The Drug Enforcement Administration opened a fentanyl lab on the U.S.-Mexico border as it warns of the Mexican drug cartels’ global reach.
The agency is accelerating its efforts to curtail the out-of-control fentanyl epidemic that has swept the United States and expanding far beyond America’s borders.
DEA Administrator Anne Milgram testified before the House Judiciary Subcommittee on Crime and Federal Government Surveillance on July 27 to discuss the threat from the Mexican cartels and their Chinese allies.
The U.S. government has been battling a worsening fentanyl crisis since 2019, after a surge of illegal fentanyl entered the country from Mexico using Chinese precursor chemicals.
Ms. Milgram told Congress that the DEA has been overhauling its approach to countering illegal narcotics since the arrival of the synthetic opioid, over the past decade.
DEA Upping Its Efforts to Stop Fentanyl From Crossing the Border
The DEA chief told Congressional lawmakers that her agency recently opened a lab in the border city of El Paso, Texas, called the Joint Intrepid Lab.“It is a fentanyl profiling lab with the idea being that we will immediately test fentanyl as quickly as we can, as it gets seized at the border, so we can determine who is responsible for making that fentanyl, what it is made up of, and also have an early warning system for future drugs,” told the House subcommittee.
“These cartels are hiding fentanyl in fake pills that look like Oxycodone, Xanax, Percocet, Adderall,” Ms. Milgram said.
“They’re also mixing it with cocaine, heroin, and methamphetamine, all to induce Americans to take fentanyl without knowing it and to drive addiction.”
The new testing facility will allow the Customs and Border Protection’s Office of Field Operations officers to evaluate the fentanyl seized from pedestrians and vehicles at the ports to be immediately reviewed for inspection.

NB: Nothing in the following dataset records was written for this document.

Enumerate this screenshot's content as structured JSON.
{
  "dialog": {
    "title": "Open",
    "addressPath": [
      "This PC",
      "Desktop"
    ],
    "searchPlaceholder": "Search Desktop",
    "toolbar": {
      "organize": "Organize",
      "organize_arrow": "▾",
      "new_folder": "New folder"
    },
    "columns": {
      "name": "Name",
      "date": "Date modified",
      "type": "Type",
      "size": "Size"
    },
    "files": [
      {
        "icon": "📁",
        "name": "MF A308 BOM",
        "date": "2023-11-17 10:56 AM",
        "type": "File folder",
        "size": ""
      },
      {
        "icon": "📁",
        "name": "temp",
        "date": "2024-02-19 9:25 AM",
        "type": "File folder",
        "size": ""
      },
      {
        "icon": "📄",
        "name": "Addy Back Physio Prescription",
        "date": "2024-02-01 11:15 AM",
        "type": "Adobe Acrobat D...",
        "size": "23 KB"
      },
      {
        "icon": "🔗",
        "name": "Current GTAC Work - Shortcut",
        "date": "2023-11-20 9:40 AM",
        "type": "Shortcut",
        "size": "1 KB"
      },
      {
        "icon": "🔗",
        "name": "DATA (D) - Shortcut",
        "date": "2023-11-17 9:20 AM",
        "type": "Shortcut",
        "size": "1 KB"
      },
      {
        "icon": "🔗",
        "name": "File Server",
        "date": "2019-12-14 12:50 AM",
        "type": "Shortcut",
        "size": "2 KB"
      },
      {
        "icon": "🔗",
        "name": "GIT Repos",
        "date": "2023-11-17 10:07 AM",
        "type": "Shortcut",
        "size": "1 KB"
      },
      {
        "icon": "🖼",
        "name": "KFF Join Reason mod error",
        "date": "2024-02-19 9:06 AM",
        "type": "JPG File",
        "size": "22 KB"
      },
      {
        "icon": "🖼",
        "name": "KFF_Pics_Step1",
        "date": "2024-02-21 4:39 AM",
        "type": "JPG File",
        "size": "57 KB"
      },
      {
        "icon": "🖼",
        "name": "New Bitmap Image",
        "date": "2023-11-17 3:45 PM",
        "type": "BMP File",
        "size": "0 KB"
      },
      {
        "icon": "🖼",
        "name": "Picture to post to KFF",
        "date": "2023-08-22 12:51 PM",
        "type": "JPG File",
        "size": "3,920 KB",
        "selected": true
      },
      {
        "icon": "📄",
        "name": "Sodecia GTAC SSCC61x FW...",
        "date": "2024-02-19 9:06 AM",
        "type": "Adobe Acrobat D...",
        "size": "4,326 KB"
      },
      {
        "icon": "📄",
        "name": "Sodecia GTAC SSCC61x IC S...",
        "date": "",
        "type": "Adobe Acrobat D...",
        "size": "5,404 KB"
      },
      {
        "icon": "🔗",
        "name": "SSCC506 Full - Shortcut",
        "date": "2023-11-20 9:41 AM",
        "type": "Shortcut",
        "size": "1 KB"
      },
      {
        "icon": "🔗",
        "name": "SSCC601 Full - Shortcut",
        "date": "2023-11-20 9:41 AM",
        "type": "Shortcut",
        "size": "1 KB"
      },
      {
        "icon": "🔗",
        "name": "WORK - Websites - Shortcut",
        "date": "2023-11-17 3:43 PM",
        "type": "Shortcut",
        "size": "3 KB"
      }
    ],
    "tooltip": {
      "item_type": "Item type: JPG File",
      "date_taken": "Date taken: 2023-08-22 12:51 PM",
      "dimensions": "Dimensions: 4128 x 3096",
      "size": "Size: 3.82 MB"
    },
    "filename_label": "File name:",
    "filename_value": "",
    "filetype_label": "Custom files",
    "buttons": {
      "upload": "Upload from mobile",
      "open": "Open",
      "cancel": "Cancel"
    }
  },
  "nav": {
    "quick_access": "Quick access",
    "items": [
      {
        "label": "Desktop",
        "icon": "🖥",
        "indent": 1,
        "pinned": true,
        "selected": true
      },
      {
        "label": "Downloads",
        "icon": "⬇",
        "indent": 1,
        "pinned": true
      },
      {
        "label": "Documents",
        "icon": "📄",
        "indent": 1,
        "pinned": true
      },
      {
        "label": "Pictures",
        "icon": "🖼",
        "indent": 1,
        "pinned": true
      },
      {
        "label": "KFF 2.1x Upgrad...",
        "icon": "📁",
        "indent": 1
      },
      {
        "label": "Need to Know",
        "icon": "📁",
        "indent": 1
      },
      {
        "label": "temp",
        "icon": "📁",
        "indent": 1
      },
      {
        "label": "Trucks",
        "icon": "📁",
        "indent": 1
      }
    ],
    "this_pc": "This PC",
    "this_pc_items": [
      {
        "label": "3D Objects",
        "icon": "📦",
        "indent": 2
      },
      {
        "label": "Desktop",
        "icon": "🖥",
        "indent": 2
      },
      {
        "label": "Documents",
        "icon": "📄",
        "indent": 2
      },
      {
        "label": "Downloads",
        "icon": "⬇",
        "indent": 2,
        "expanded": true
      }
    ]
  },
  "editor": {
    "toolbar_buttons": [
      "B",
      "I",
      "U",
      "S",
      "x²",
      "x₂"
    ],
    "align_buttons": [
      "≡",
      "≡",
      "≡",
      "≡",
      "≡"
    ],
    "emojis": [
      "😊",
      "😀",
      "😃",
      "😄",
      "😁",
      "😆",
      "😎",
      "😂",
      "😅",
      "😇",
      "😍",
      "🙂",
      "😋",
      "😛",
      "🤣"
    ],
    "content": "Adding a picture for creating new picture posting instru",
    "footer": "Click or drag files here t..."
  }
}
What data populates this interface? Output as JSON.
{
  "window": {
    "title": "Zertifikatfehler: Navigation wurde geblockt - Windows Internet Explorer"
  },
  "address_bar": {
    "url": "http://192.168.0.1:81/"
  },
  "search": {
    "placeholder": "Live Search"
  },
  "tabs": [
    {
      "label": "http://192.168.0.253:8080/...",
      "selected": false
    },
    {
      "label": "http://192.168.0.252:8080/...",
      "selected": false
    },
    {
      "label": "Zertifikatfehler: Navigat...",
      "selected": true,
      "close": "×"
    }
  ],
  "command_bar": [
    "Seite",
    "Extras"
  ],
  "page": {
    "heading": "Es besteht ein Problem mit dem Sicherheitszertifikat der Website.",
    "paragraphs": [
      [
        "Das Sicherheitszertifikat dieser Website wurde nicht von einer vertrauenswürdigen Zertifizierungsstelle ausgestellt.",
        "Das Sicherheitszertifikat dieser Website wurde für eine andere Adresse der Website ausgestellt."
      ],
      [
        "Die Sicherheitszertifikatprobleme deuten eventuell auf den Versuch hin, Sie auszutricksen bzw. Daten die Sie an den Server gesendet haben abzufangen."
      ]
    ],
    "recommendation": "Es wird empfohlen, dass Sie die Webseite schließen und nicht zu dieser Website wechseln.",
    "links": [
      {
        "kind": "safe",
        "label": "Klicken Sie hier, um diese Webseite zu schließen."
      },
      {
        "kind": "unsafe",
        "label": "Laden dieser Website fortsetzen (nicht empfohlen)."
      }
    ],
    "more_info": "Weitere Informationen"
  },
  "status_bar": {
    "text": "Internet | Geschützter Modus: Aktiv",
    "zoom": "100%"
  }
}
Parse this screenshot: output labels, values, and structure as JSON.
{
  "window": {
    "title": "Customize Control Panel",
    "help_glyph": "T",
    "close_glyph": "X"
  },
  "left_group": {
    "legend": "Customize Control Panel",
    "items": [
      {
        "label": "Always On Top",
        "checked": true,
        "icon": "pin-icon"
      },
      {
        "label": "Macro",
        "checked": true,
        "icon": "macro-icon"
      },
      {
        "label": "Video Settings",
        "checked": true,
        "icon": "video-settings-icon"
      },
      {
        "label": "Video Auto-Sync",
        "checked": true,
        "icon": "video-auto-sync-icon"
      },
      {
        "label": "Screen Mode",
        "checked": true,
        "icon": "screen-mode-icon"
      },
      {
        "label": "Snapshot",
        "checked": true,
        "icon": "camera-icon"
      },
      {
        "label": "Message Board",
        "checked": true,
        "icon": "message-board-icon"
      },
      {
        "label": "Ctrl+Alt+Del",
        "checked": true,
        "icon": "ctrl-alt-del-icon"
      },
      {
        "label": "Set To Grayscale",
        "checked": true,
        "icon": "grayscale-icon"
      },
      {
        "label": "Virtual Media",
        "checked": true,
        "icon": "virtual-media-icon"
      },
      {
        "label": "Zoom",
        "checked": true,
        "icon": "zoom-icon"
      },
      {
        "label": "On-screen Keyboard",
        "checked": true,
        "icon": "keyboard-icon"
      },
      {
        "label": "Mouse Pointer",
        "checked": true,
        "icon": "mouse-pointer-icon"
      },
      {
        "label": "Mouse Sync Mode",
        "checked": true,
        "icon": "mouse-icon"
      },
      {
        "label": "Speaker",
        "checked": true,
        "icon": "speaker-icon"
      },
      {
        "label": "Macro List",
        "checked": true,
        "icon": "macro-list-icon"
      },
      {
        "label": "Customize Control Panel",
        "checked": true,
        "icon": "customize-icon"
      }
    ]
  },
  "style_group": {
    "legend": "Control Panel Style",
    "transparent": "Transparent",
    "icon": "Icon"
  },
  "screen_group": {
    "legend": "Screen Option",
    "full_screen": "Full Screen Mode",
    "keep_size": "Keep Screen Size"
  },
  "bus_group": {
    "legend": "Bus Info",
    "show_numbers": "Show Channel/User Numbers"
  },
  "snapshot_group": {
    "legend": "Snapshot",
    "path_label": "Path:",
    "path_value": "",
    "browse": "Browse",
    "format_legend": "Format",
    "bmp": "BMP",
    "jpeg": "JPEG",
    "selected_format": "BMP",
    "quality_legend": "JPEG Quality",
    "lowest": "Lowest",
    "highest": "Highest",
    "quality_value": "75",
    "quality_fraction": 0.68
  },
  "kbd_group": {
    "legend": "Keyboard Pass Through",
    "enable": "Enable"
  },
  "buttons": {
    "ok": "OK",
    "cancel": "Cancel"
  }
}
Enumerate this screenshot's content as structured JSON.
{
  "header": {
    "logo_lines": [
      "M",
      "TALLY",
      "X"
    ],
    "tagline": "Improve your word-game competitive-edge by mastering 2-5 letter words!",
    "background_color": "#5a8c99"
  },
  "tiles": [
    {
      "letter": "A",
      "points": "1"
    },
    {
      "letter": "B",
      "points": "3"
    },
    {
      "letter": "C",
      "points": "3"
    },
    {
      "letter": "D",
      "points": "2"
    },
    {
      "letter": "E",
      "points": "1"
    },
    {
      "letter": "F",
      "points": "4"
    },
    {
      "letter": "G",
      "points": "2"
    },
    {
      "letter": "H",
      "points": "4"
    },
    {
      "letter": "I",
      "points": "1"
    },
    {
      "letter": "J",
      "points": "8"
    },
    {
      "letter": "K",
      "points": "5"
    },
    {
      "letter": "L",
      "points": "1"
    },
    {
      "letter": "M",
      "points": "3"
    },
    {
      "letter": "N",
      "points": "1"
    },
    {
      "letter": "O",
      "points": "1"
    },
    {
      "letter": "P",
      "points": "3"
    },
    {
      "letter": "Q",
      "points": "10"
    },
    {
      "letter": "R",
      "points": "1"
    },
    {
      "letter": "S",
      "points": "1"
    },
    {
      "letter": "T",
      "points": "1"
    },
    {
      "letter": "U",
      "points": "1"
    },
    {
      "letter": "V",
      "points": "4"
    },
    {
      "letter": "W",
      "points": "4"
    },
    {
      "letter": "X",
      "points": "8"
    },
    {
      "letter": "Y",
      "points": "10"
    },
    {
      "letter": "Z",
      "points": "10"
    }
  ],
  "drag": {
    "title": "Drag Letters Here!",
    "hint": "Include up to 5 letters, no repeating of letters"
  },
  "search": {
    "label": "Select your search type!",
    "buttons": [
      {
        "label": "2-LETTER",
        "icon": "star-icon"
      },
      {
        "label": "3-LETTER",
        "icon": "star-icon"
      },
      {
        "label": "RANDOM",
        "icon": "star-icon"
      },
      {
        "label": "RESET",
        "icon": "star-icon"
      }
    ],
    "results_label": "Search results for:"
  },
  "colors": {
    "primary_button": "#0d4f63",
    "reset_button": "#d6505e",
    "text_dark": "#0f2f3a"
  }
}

Government scientists are able to determine what precursor ingredients were used in making the drugs.
They are then able to trace the substances to particular companies in China or identify which of those chemicals are being used by the cartels and where drug smugglers are moving the product across the border.
Two Mexican transnational criminal organizations, the Jalisco cartel and the Sinaloa cartel, are the main sources of fentanyl into the United States, along with dozens of other countries where they have a presence.
The DEA has formed three teams: one to track Jalisco, a second to track Sinaloa, and a third that focuses solely on money laundering between the Mexican cartels and the Chinese.
“They are mapping the cartels. They’re analyzing these criminal networks that now exist in more than 40 countries. And they’re developing targeting information on the members of those networks wherever they operate across the globe,” Ms. Milgram told the House regarding the DEA’s operations.
Washington Demands That Mexico And China Do More To Stop Opioid Crisis
In an interview with NBC’s Meet the Press earlier this month, Ms. Milgram said that despite the DEA being “ready to work with anyone who will work with us,” the agency has “not had the cooperation that we want to have” from Beijing and added that the Mexican government also “needs to do more.”When asked if Beijing was willing to participate in the crackdown, Ms. Milgram said: “We have had recent conversations with Chinese authorities, both in Beijing and in Washington, talking about improving law enforcement cooperation.”
“For about the past year, we have not had the cooperation that we want to have. And, of course, we have offices in the People’s Republic of China and all over Asia. We have 334 offices around the world. So the recent conversations, I think, are very important, and now we have to see if we can turn this into law enforcement cooperation,” she added.
Last month, the Justice Department filed criminal charges against four Chinese chemical makers and eight individuals, over allegations they knowingly trafficked chemicals that were used to make fentanyl.Mexico City Accused of Lagging in Its Efforts to Stop Cartels and Their Chinese Partners
Ms. Milgram has been calling on the Mexican government to step up its law enforcement effort alongside U.S. authorities.
“I think where we are right now is first, the United States is now taking an across-government approach,” the DEA chief told NBC.
“And so in the past six months, 12 months, we have sat with [the Department of the] Treasury, we have sat with [the Department of] State, we have sat with other federal law enforcement agencies. And the deputy attorney general has been to Mexico, as has the president’s homeland security adviser. And they’re all delivering the message of how important and critical this is.”
“We are seeing some increased cooperation with Mexican law enforcement and the military … I think it couldn’t be said enough: we cannot allow 110,000 Americans to die. And we have to do everything we can so we need to do more and Mexico needs to do more,” she continued.
Milgram added that regardless of whether the cartels were designated as foreign terrorist organizations, “that would not change our current authorities. So DEA’s role in defeating the cartel would be essentially the same.”
Mexican President, Andrés Manuel López Obrador, wrote to Chairman Xi Jinping of China, in April, urging him to help stop shipments of fentanyl precursors.
He also complained to Mr. Xi about calls from the Biden administration to designate Mexican cartels as terrorist organizations.
“Unjustly, they are blaming us for problems that in large measure have to do with their loss of values, their welfare crisis,” said President Obrador in reference to Washington.